I have been in a very hazy situation lately and it’s always been a reason for me to feel down. I’m not very used to being sad, but hey here I am feeling all a bit low. I guess it’s really because of my name you know. 🙂
Roxanne- means gloomy; dawn.
You see, it’s kinda related to how I’m feeling now. Oh well. This is becoming a journal entry now. Anyway, no one’s reading this blog spot so it’s basically okay. I just need a place to let my feelings out, without any hesitations.
Now,“First Time” Why this is the title of my entry? It is because I had this first time experience recently. About two-days ago. I have had my first “heartbreak” or so you’ll call it.

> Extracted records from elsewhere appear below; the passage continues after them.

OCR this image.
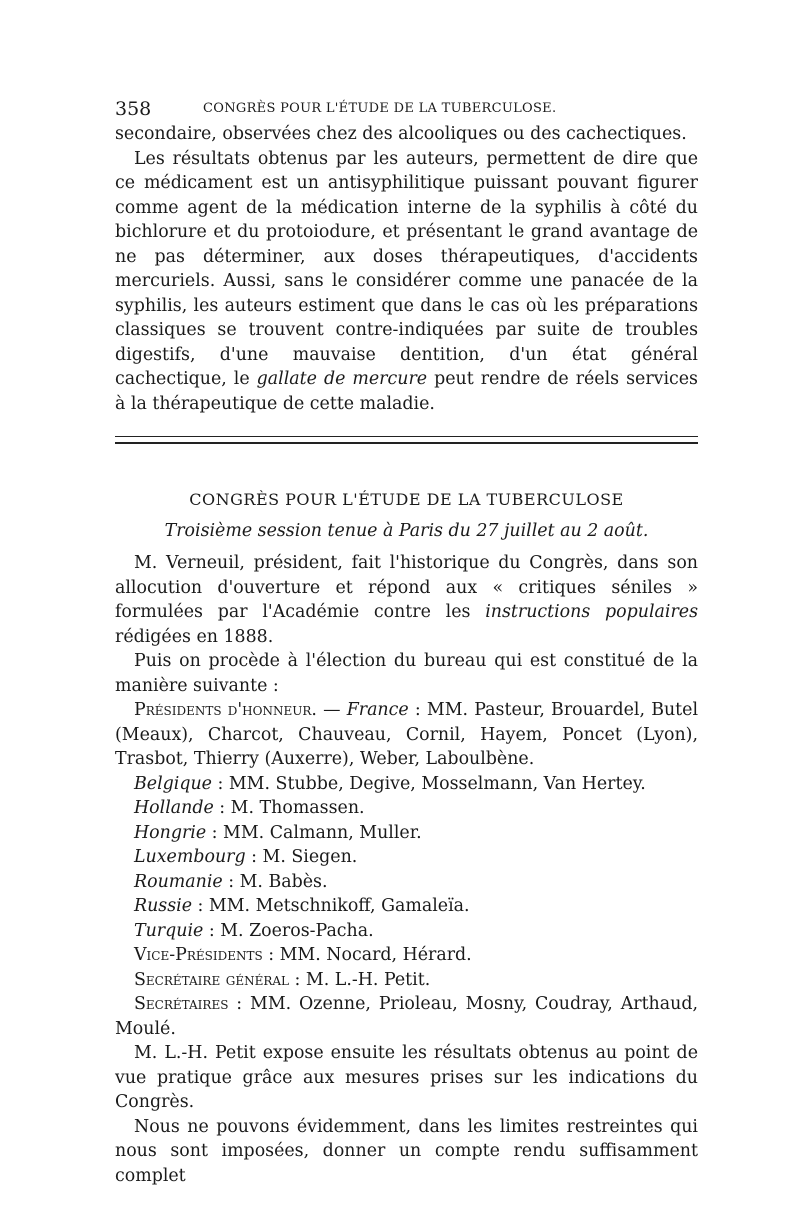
358	CONGRÈS POUR L'ÉTUDE DE LA TUBERCULOSE.

secondaire, observées chez des alcooliques ou des cachectiques.

Les résultats obtenus par les auteurs, permettent de dire que ce médicament est un antisyphilitique puissant pouvant figurer comme agent de la médication interne de la syphilis à côté du bichlorure et du protoiodure, et présentant le grand avantage de ne pas déterminer, aux doses thérapeutiques, d'accidents mercuriels. Aussi, sans le considérer comme une panacée de la syphilis, les auteurs estiment que dans le cas où les préparations classiques se trouvent contre-indiquées par suite de troubles digestifs, d'une mauvaise dentition, d'un état général cachectique, le gallate de mercure peut rendre de réels services à la thérapeutique de cette maladie.

CONGRÈS POUR L'ÉTUDE DE LA TUBERCULOSE
Troisième session tenue à Paris du 27 juillet au 2 août.

M. Verneuil, président, fait l'historique du Congrès, dans son allocution d'ouverture et répond aux « critiques séniles » formulées par l'Académie contre les instructions populaires rédigées en 1888.

Puis on procède à l'élection du bureau qui est constitué de la manière suivante :

Présidents d'honneur. — France : MM. Pasteur, Brouardel, Butel (Meaux), Charcot, Chauveau, Cornil, Hayem, Poncet (Lyon), Trasbot, Thierry (Auxerre), Weber, Laboulbène.

Belgique : MM. Stubbe, Degive, Mosselmann, Van Hertey.

Hollande : M. Thomassen.

Hongrie : MM. Calmann, Muller.

Luxembourg : M. Siegen.

Roumanie : M. Babès.

Russie : MM. Metschnikoff, Gamaleïa.

Turquie : M. Zoeros-Pacha.

Vice-Présidents : MM. Nocard, Hérard.

Secrétaire général : M. L.-H. Petit.

Secrétaires : MM. Ozenne, Prioleau, Mosny, Coudray, Arthaud, Moulé.

M. L.-H. Petit expose ensuite les résultats obtenus au point de vue pratique grâce aux mesures prises sur les indications du Congrès.

Nous ne pouvons évidemment, dans les limites restreintes qui nous sont imposées, donner un compte rendu suffisamment complet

It’s not really a heartbreaking experience but my friends call it that way. So let’s have it that way. I have never been in love, (or so I believe – I haven’t been in love) this I say is not love either; but yeah its heartbreaking because a friend’s love for his friend is much more painful if it is nearly lost. If it’s in the brink of disappearance. I love all my friends and I really see to it that they feel my presence everyday. If they need my help, someone to talk to, I try all my best to give them that time. I do keep their secrets and in return they keep mine as well. It’s in this scenario that I have almost broken down lately.I’m using he/his (universal term – not really a feminist here) A friend of mine has had his share of secrets. Being his friend, I thought he’d be vocal enough to tell me this leap in his life. I wasn’t really going to be mad about it but, as the time goes by, more and more people outside our circle figures this story out and I really feel so let out. I’m really disappointed but what can I do, it’s his decision.
There, have had enough. At least I have let this out. I feel like a stupid and ignorant friend right now but it’s lifting up now, that feeling. I’ll be getting over this First-hand-first-time experience.
This is a painful time, however, I still love my friends and I would always do no matter how much and how many times they could hurt me.